LUKE O’FARRELL (21), Paudie O’Sullivan (22), Patrick Horgan (23).
That’s the Cork full-forward line for Sunday’s Munster Senior Hurling Championship opener against Tipperary in Thurles; precocious yes, and potentially devastating. The most experienced of the trio is O’Sullivan, who made his debut in the 2007 league, but the senior member, pipping O’Sullivan by six months, is Patrick Horgan, and — arguably — also the most vital member.
He had a superb season last year; the main man with his club as Glen Rovers powered their way to a first Cork county final appearance since 1991, while also excelling in the red jersey, the six-point haul in the All-Ireland semi-final loss to Kilkenny his most outstanding performance.
One caveat, however; a superb striker, good in the air and on the ground, Patrick is at his best in the centre of the action and moreover, is also more comfortable down the middle. “Full-forward is a good position, centre-forward is alright too — the less running the better,” he says. !
Last year, Cork had the giant Aisake Ó hAilpín at full-forward, Patrick in the corner as his foil, and that option is there again for this year with Michael Cussen on standby for Plan B, should the conventional trio not bear fruit.
Then again, mightn’t work as we expect, if Patrick’s earlier experience of playing alongside the mighty Michael is a guide — “I thought it might be the same style when Cussen was put in full-forward, another big man, but I broke the ball for him! He knows it too, I said it to him!”

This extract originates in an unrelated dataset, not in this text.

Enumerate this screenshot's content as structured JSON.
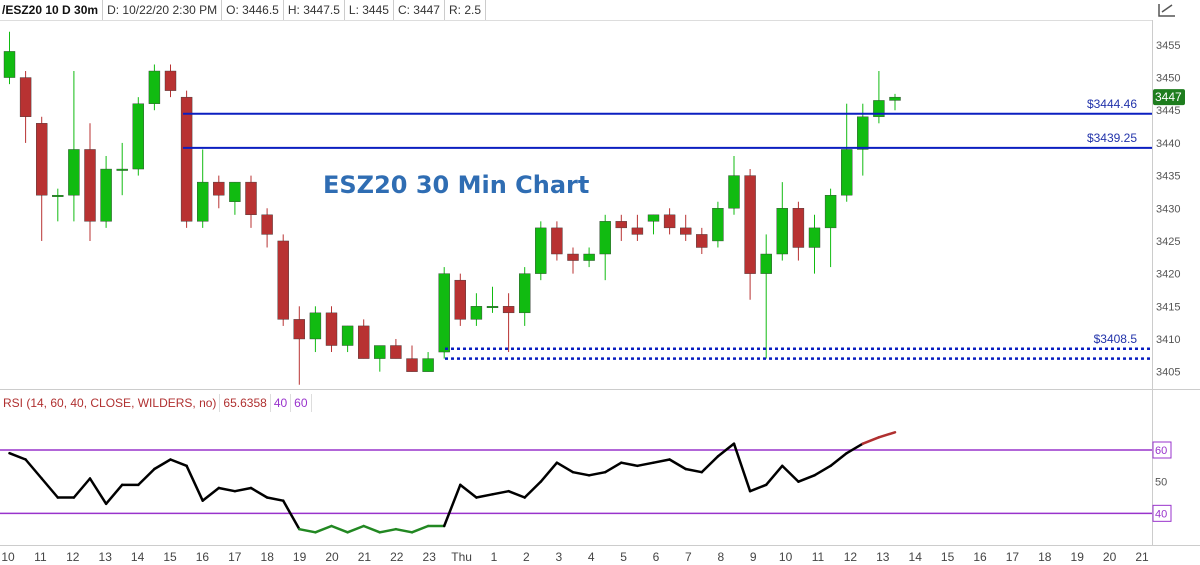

Still, no matter who happens to be playing alongside him, Patrick has a simple preference. “Anyone who can play and talk at the same time. It’s small things, just a word under the dropping ball — ‘I’m in’, or whatever; you can’t see him but now you trust him to let you know. Ball coming to the full-forward position, you shout ‘leave it through’, and you might be one-on-one with the keeper then. Someone you’re comfortable with, cute fellas.” Well, he’s got them this Sunday, two cute East Cork hurlers in O’Farrell and O’Sullivan.
Two players he won’t have with him, however, are Seán Óg Ó hAilpín and Graham Callanan. Ó hAilpín he knows from having admired him for years on the Cork team, then playing alongside him since his own debut in 2009; Callanan is a long-time clubmate with the Glen. Seán Óg we all know about now, dropped from the panel; Graham dropped out of his own accord a few weeks ago. Just the way things are, says Patrick — digest it, move on. “Seán Óg is a legend, but we can’t look back — what can we do about it? He’s badly missed but there are other fellas in that dressing room as well you’d look up to — Ben O’Connor, Donal Óg, Gardiner.” And Graham? “It’s the same thing for everyone; it’s hard to nail down a position on the Cork team, so many players going for the same position, very competitive. If you’re not the one picked you could be sitting on the sideline for a while, and you’re not playing with your club either. Graham has gone back to the club and he’s playing the hurling of his life. He got four points from play against Bride Rovers a few weeks ago, three against Midleton last week. There’s no pressure on him, and in that form I think he’s one of the best in the county.”
Which brings us to Sunday, and the pressure on Tipp as All-Ireland champions, the pressure on Cork to show last year’s result was no fluke, that they are back with the best. O’Farrell/O’Sullivan/Horgan: so much Cork hope rests on these youngsters.